The International Monetary Fund states the global economic recovery is still at risk, and Eurozone economies remain in a “precarious” situation.
With the backdrop of the financial crisis, issues around the world including China, US and especially the Eurozone – the figures are relatively good, as at least they’re positive. Yes, compared with forecasts in April 2012 the figures are worse but is that due to a decline or the previous figures being overly optimistic. Personally, I believe the latter to be the case but that doesn’t mean all is well – rather the results are within the expected range – not bad news, not great but rather feared and anticipated.
A major concern as current is a delayed or insufficient response from European leaders to the crisis would further derail the recovery. This looks unlikely when one reviews the decisions and actions so far – but nothing is impossible.
The IMF has downgraded its forecast for global growth for 2013 to 3.9% (from the 4.1%).
One of the biggest downward revisions was to the UK, now expected to grow by 1.4% in 2013. In April it predicted 2%. The forecast for growth in 2012 was also reduced for the UK, down to 0.2% from the 0.8% cited in April. These are now more in-line with my personal expectations – in my speak I would say these figures now look realistic rather than the previous forecasts were significantly more optimistic.
The IMF’s prediction for world output this year – as measured by gross domestic product – was little changed at 3.5%.
In its updated World Economic Outlook, which is published twice each year, the Washington-based lender said: “Downside risks continue to loom large, importantly reflecting risks of delayed or insufficient policy action.”
The fear over Europe and the Eurozone is the sovereign debt crisis and the need for its’ leaders to :-
- take further action to avoid an escalation in the debt problem
- prevent a market meltdown
- there must be the utmost priority to resolve the crisis in the euro area
The 17-member Eurozone economy is expected to contract by 0.3% this year before rebounding by 0.7% next year.
The IMF, the European Central Bank (ECB) and the European Union, has demanded austerity measures in the struggling economies of Greece, Spain and Portugal in return for bailouts.
The crisis has led millions of people to lose their jobs and benefits.

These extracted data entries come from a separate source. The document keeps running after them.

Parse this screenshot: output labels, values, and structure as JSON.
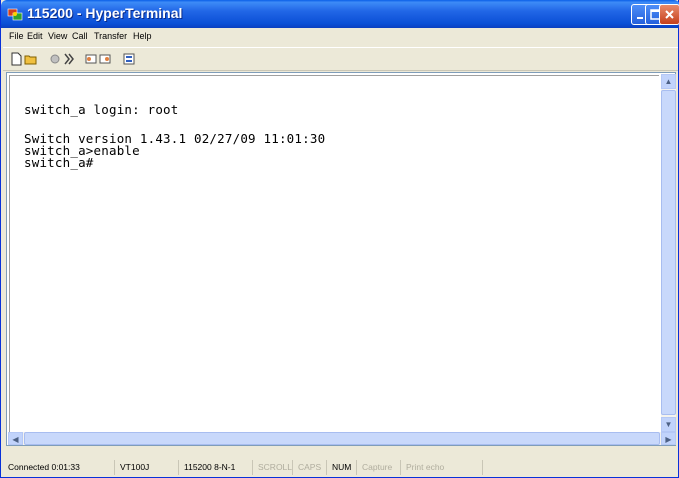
{
  "window": {
    "title": "115200 - HyperTerminal",
    "accent_color": "#0a4fd6",
    "icon": "hyperterminal-app-icon"
  },
  "menu": {
    "items": [
      {
        "label": "File"
      },
      {
        "label": "Edit"
      },
      {
        "label": "View"
      },
      {
        "label": "Call"
      },
      {
        "label": "Transfer"
      },
      {
        "label": "Help"
      }
    ]
  },
  "toolbar": {
    "icons": [
      "new-connection-icon",
      "open-icon",
      "disconnect-icon",
      "call-icon",
      "send-icon",
      "receive-icon",
      "properties-icon"
    ]
  },
  "terminal": {
    "lines": [
      "switch_a login: root",
      "",
      "Switch version 1.43.1 02/27/09 11:01:30",
      "switch_a>enable",
      "switch_a#"
    ]
  },
  "status": {
    "connected": "Connected 0:01:33",
    "emulation": "VT100J",
    "settings": "115200 8-N-1",
    "scroll": "SCROLL",
    "caps": "CAPS",
    "num": "NUM",
    "capture": "Capture",
    "print_echo": "Print echo"
  }
}
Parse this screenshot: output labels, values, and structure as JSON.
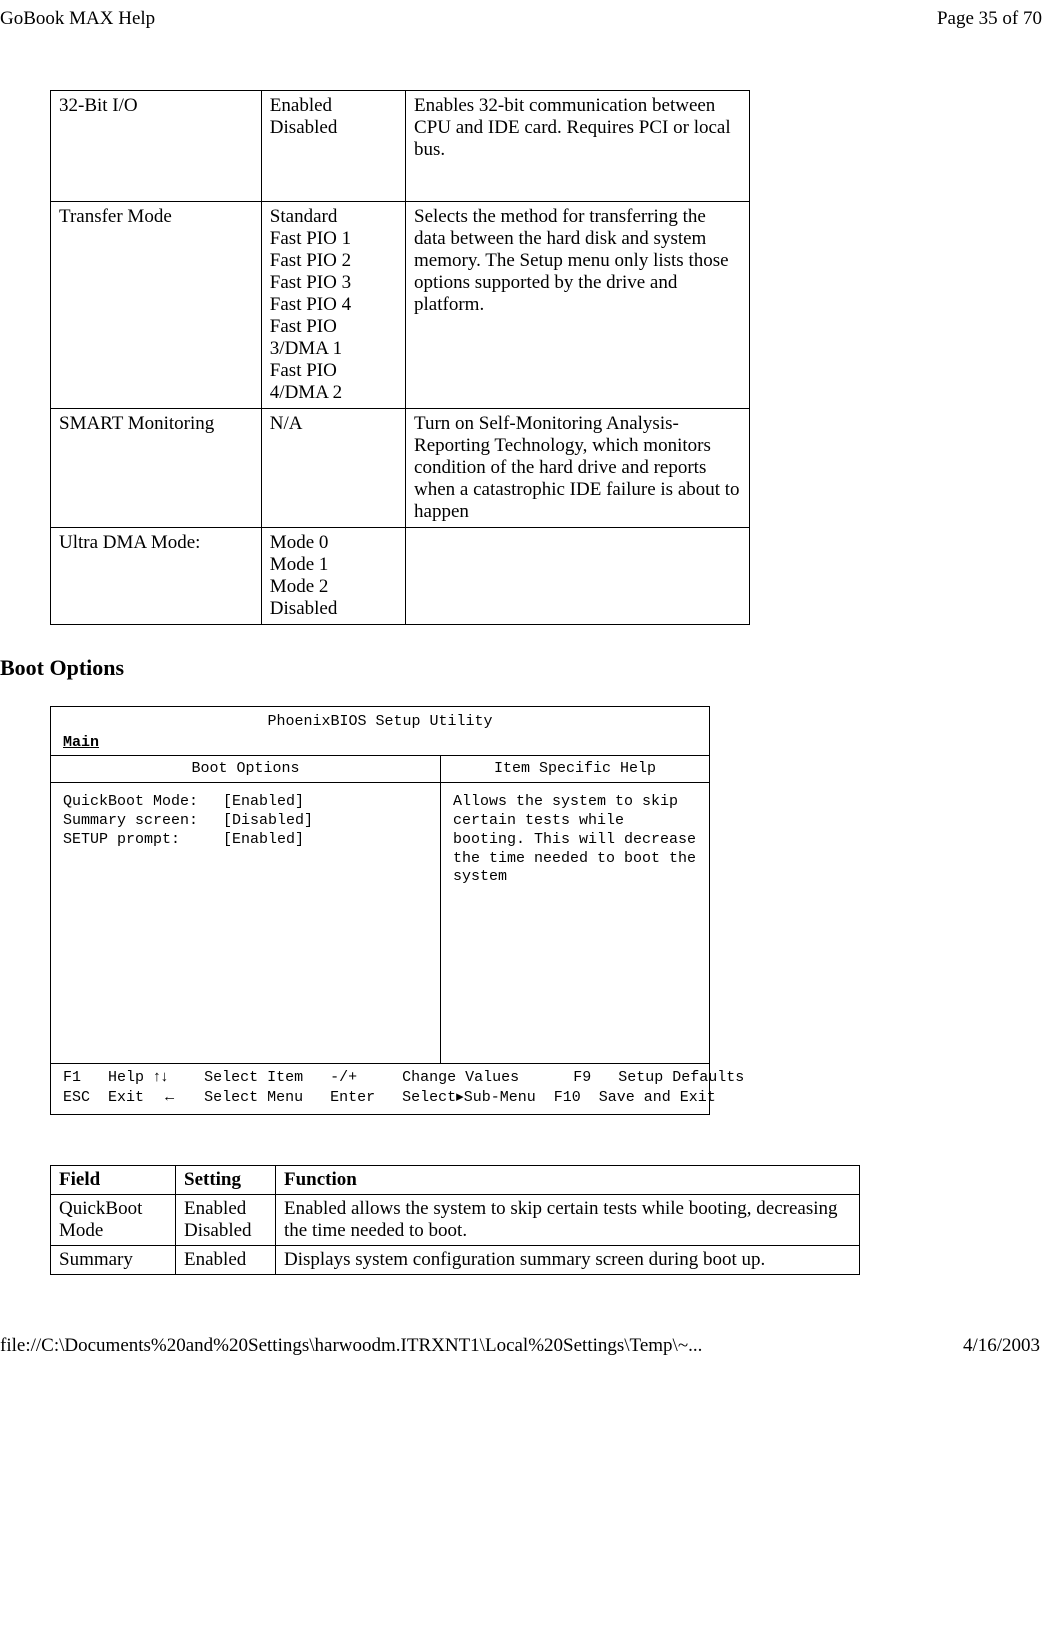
{
  "header": {
    "title": "GoBook MAX Help",
    "page": "Page 35 of 70"
  },
  "table1": {
    "rows": [
      {
        "field": "32-Bit I/O",
        "setting": "Enabled\nDisabled",
        "function": "Enables 32-bit communication between CPU and IDE card.  Requires PCI or local bus."
      },
      {
        "field": "Transfer Mode",
        "setting": "Standard\nFast PIO 1\nFast PIO 2\nFast PIO 3\nFast PIO 4\nFast PIO 3/DMA 1\nFast PIO 4/DMA 2",
        "function": "Selects the method for transferring the data between the hard disk and system memory. The Setup menu only lists those options supported by the drive and platform."
      },
      {
        "field": "SMART Monitoring",
        "setting": "N/A",
        "function": "Turn on Self-Monitoring Analysis-Reporting Technology, which monitors condition of the hard drive and reports when a catastrophic IDE failure is about to happen"
      },
      {
        "field": "Ultra DMA Mode:",
        "setting": "Mode 0\nMode 1\nMode 2\nDisabled",
        "function": ""
      }
    ]
  },
  "section": {
    "heading": "Boot Options"
  },
  "bios": {
    "title": "PhoenixBIOS Setup Utility",
    "main": "Main",
    "left_header": "Boot Options",
    "right_header": "Item Specific Help",
    "settings": [
      {
        "label": "QuickBoot Mode:",
        "value": "[Enabled]"
      },
      {
        "label": "Summary screen:",
        "value": "[Disabled]"
      },
      {
        "label": "SETUP prompt:",
        "value": "[Enabled]"
      }
    ],
    "help_text": "Allows the system to skip certain tests while booting.  This will decrease the time needed to boot the system",
    "footer_line1_a": "F1",
    "footer_line1_b": "Help",
    "footer_line1_c": "Select Item",
    "footer_line1_d": "-/+",
    "footer_line1_e": "Change Values",
    "footer_line1_f": "F9",
    "footer_line1_g": "Setup Defaults",
    "footer_line2_a": "ESC",
    "footer_line2_b": "Exit",
    "footer_line2_c": "Select Menu",
    "footer_line2_d": "Enter",
    "footer_line2_e": "Select",
    "footer_line2_f": "Sub-Menu",
    "footer_line2_g": "F10",
    "footer_line2_h": "Save and Exit"
  },
  "table2": {
    "headers": {
      "h1": "Field",
      "h2": "Setting",
      "h3": "Function"
    },
    "rows": [
      {
        "field": "QuickBoot Mode",
        "setting": "Enabled Disabled",
        "function": "Enabled allows the system to skip certain tests while booting, decreasing the time needed to boot."
      },
      {
        "field": "Summary",
        "setting": "Enabled",
        "function": "Displays system configuration summary screen during boot up."
      }
    ]
  },
  "footer": {
    "path": "file://C:\\Documents%20and%20Settings\\harwoodm.ITRXNT1\\Local%20Settings\\Temp\\~...",
    "date": "4/16/2003"
  }
}
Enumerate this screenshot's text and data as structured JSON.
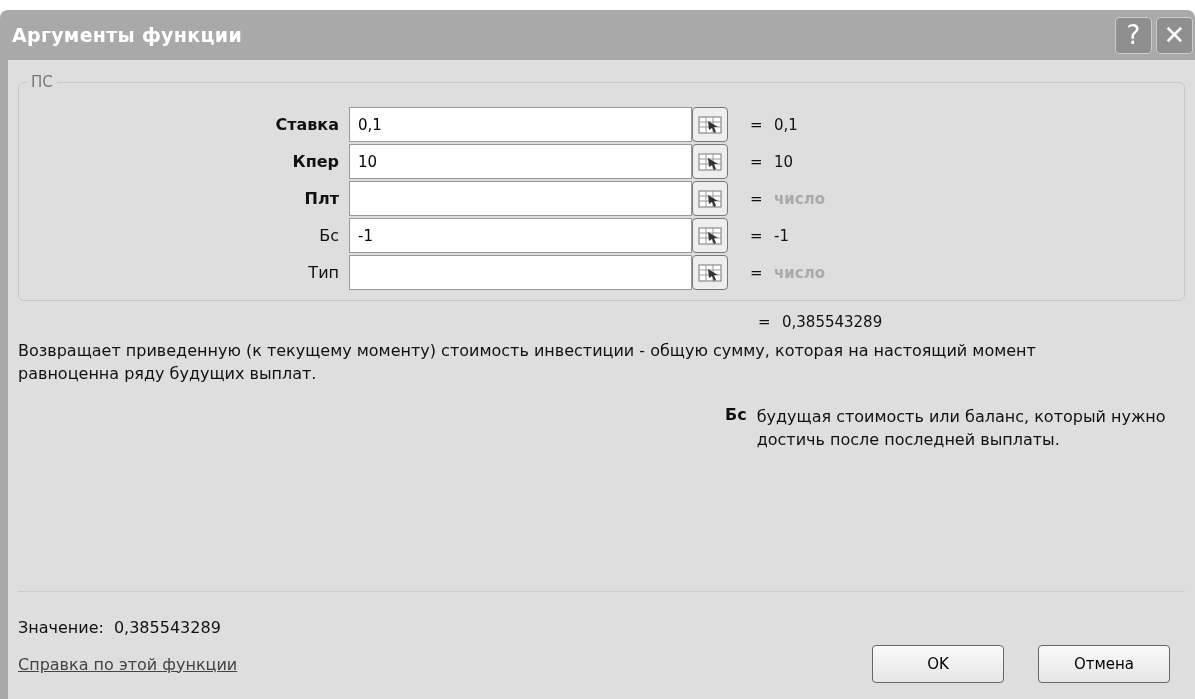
{
  "window": {
    "title": "Аргументы функции",
    "buttons": [
      "?",
      "✕"
    ]
  },
  "group": {
    "title": "ПС",
    "arguments": [
      {
        "label": "Ставка",
        "required": true,
        "value": "0,1",
        "result": "0,1",
        "muted": false
      },
      {
        "label": "Кпер",
        "required": true,
        "value": "10",
        "result": "10",
        "muted": false
      },
      {
        "label": "Плт",
        "required": true,
        "result": "число",
        "muted": true
      },
      {
        "label": "Бс",
        "required": false,
        "value": "-1",
        "result": "-1",
        "muted": false
      },
      {
        "label": "Тип",
        "required": false,
        "result": "число",
        "muted": true
      }
    ]
  },
  "equals": "=",
  "formula_result": "0,385543289",
  "description": "Возвращает приведенную (к текущему моменту) стоимость инвестиции - общую сумму, которая на настоящий момент равноценна ряду будущих выплат.",
  "argument_help": {
    "name": "Бс",
    "text": "будущая стоимость или баланс, который нужно достичь после последней выплаты."
  },
  "value": {
    "label": "Значение:",
    "text": "0,385543289"
  },
  "help_link": "Справка по этой функции",
  "buttons": [
    "OK",
    "Отмена"
  ]
}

There were also concerns that runs on bank deposits would trigger a Eurozone-wide bank run and banking crisis.
Recently, Eurozone leaders agreed to bail out Spanish banks directly and unveiled a plan to implement a fiscal and banking unification. But the proposals for such a decision will not become concrete until later this year, and it is not yet known how long it will take for such a union to take shape.
The ECB last week cut its benchmark lending rate below 1% to 0.75%. In addition, the IMF has called on the ECB to use less orthodox monetary tools – possibly providing the region’s banks with additional unlimited loans, or long-term refinancing operations (LTROs) – but there are risks associated with such actions.
United States
The IMF also urged US lawmakers to solve their “fiscal cliff”. This refers to a set of fiscal deadlines at the end of the year, including deciding whether to extend tax cuts for the wealthiest Americans.
If policymakers fail to reach consensus on extending some temporary tax cuts and reversing deep automatic spending cuts, the US structural fiscal deficit could decline significantly – IMF suggests possibly 4% of GDP in 2013. Whatever the actual figure, the risk is if this is resolved, US growth could stall next year, with significant spillover into the rest of the world.
Emerging Markets
Growth in emerging economies was also revised downwards. The IMF has forecast growth slow down to 5.6% in 2012 before picking up to 5.9% in 2013.
Growth momentum dropped particularly in Brazil, China and India, considered to be the drivers of a global recovery.
That was aggravated by risk aversion among investors who pulled out their money out of these economies, causing domestic share prices to drop.
My Outlook
I believe we are on track for weak growth but at least there is growth. With the back-drop of the economic and fiscal world we now find – I don’t believe we could expect for more.
As for the markets – the concern being are we trading in a range? Or will there be actual headline growth?
I am defensive in my general outlook and feel that to manage portfolios with the plan of positive returns. My chosen overall strategy is to focus on diversity, strong dividend and income growth, global and niche exposure, take advantage of opportunities as and when they exist and be realistic.